Heute 3 Stunden bei leicht angetrübten Wasser in West-MV. Ein Biss auf Fliege, eine untermaßige vom Kollegen auf Blech. Wasser 7C.


----------



## henry73 (23. Dezember 2018)

Heute zu zweit ein Zeitfenster von der Morgendämmerung bis mittags genutzt um den ersten Versuch auf Mefo zu unternehmen.

Nach wenigen Minuten machten sich einige Dorsche bemerkbar; leider alle bis auf einen 55er wieder ausgestiegen.

Nach dem weitere Bisse ausblieben standen dann die Mefos im Fokus. Ab halb zehn ging ein recht munteres Beißen los; es konnte 5 Forellen gelandet von 40 bis knapp 50 cm gelandet werden welche sämtlich released wurden. 2 bessere Mefos stiegen unter der Rutenspitze wieder aus. Dazu gab es noch einige Fehlbisse und kurze Anfasser.

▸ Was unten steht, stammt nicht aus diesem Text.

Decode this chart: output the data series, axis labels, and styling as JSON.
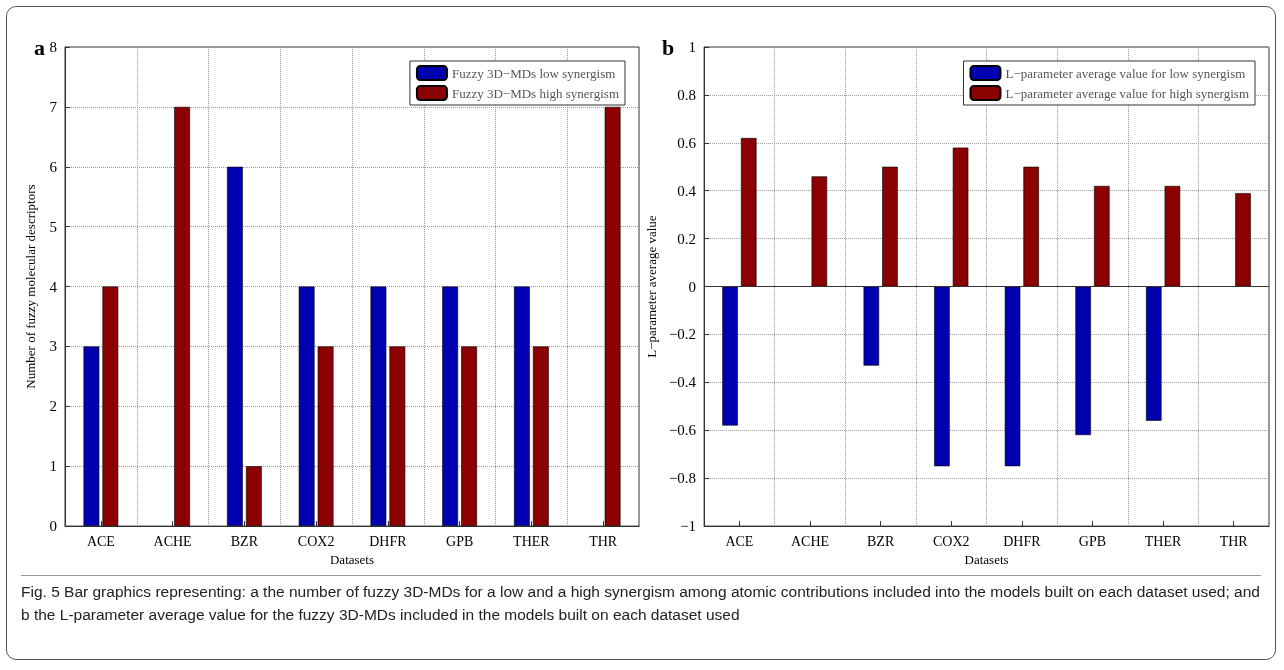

War ein sehr abwechslungsreiches Angeln heute… mal schauen ob sich zw. den Feiertagen noch mal Zeit findet ans Wasser zu ziehen.

Gruß & Petri Heil!

Henry


----------



## buettnek (23. Dezember 2018)

Bei mir heute im Laufe des Nachmittags im Regen und glasklarem Wasser nur einige kurze Anfasser an der Fliegenrute 
Weiter Petri uns schöne Weihnachten an alle...


----------



## henry73 (27. Dezember 2018)

Heute zu zweit von 8-12 Uhr los gewesen und die Rute geschwungen. Etwas Brandung, leicht angetrübtes Wasser, viel aufgewirbeltes Zeugs im Wasser > wieder recht gute Bedingungen; fehlte nur noch bisschen Sonne als Krönung… aber man kann ja nicht alles haben. Trotzdem kaum Tang oder Seegras am Haken.

Bei Nebel und teils leichtem Sprühregen gab es 6 Mefos zw. 40-45 cm (alle released) auf Blinker und Spöket, dazu noch diverse fehlbisse und Aussteiger.

Gruß & Petri Heil an alle!

Henry


----------



## dirk.steffen (27. Dezember 2018)

Heute 3 Spots angetestet. An der "offenen" Küste waren eigentlich gute Bedingungen, nur die Fisch wußten das wohl nicht 
In einer flachen Bucht standen schon 2 Kollegen mit der Spinnflitze bis zum Bauchnabel im Wasser bei glasklarem Wasser und so gut wie keinem Wind. Im knietiefen Wasser konnte ich beim 3. Wurf mit der Fliege eine Untermaßige landen. Eine 2. Forelle sprang vor Freude das der andere Fisch released wurde gleich mal aus dem Wasser  Dann gab es noch einen Nachläufer. Und auf dem Rückweg zum Auto konnte ich noch einen Eisvogel bewundern. Was will man mehr ;-)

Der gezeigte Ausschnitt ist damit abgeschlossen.